Questions on satisfaction with your own MP should become a regular part of polling

Our vote is not for a party or PM but for an individual MP

A key aspect of UK elections that seems to get sidelined is the nature of what we are actually doing when we vote at general elections. We are not, except in the EU parliament elections, voting for a specific party and we are not voting for a Prime Minister.

Our choice is for an individual to represent us at Westminster and to many voters that, as we have seen, can override party choice.
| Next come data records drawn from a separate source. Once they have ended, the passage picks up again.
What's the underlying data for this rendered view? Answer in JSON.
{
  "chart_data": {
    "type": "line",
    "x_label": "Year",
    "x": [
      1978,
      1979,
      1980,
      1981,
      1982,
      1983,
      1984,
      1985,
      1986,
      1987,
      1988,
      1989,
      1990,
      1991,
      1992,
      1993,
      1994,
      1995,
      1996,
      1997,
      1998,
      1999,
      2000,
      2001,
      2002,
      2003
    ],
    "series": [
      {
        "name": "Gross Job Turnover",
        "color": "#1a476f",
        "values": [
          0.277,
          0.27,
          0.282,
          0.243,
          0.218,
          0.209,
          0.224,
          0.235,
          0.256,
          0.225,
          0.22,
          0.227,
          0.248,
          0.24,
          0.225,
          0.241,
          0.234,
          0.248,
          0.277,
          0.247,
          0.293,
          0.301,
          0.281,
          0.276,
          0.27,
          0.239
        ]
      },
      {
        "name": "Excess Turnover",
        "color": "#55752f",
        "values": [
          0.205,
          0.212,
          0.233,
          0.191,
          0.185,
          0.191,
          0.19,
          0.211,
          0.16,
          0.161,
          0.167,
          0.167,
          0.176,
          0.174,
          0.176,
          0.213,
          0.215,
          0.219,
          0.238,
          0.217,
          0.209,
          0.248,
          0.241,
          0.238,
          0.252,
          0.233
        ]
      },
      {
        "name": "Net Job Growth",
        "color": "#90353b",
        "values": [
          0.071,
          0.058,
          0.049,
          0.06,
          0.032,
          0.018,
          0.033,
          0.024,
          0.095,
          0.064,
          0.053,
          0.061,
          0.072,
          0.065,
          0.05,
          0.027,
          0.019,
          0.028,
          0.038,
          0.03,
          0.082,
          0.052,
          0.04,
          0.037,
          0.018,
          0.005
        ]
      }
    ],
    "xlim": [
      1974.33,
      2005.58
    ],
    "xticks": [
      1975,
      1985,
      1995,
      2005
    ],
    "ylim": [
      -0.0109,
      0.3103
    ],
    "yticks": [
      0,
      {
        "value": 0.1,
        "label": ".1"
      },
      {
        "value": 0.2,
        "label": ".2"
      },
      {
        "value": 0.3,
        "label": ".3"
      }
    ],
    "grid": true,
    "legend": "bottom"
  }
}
Increasingly parties are making the personality and strengths of those selected a key part of the ground campaign which can make a difference in tight seats.

    What I find interesting about the Nottingham University/YouGov polling above is the very great gap between views of MPs generally and “your own MP”. The local factor is important.

I’ve made this point before here but we talk about leader ratings all the time but, apart from this polling for an academic project, the MP element seems to get totally ignored.

The size of parliamentary constituencies and the sheer cost and effort required for a seat specific poll mean that we are never going to see much local polling. But we can get a generic picture using the questions featured here.

Given, for instance, that so many blue hopes are resting on the “first time incumbency bonus” in the seats won last time then generic findings like those above are very useful.

It would also help us when betting on specific seats. Richard Nibavi had a guest slot last week on the mismatch between overall GE2015 outcome betting and the constituency prices. Maybe perceptions like the ones above are a factor.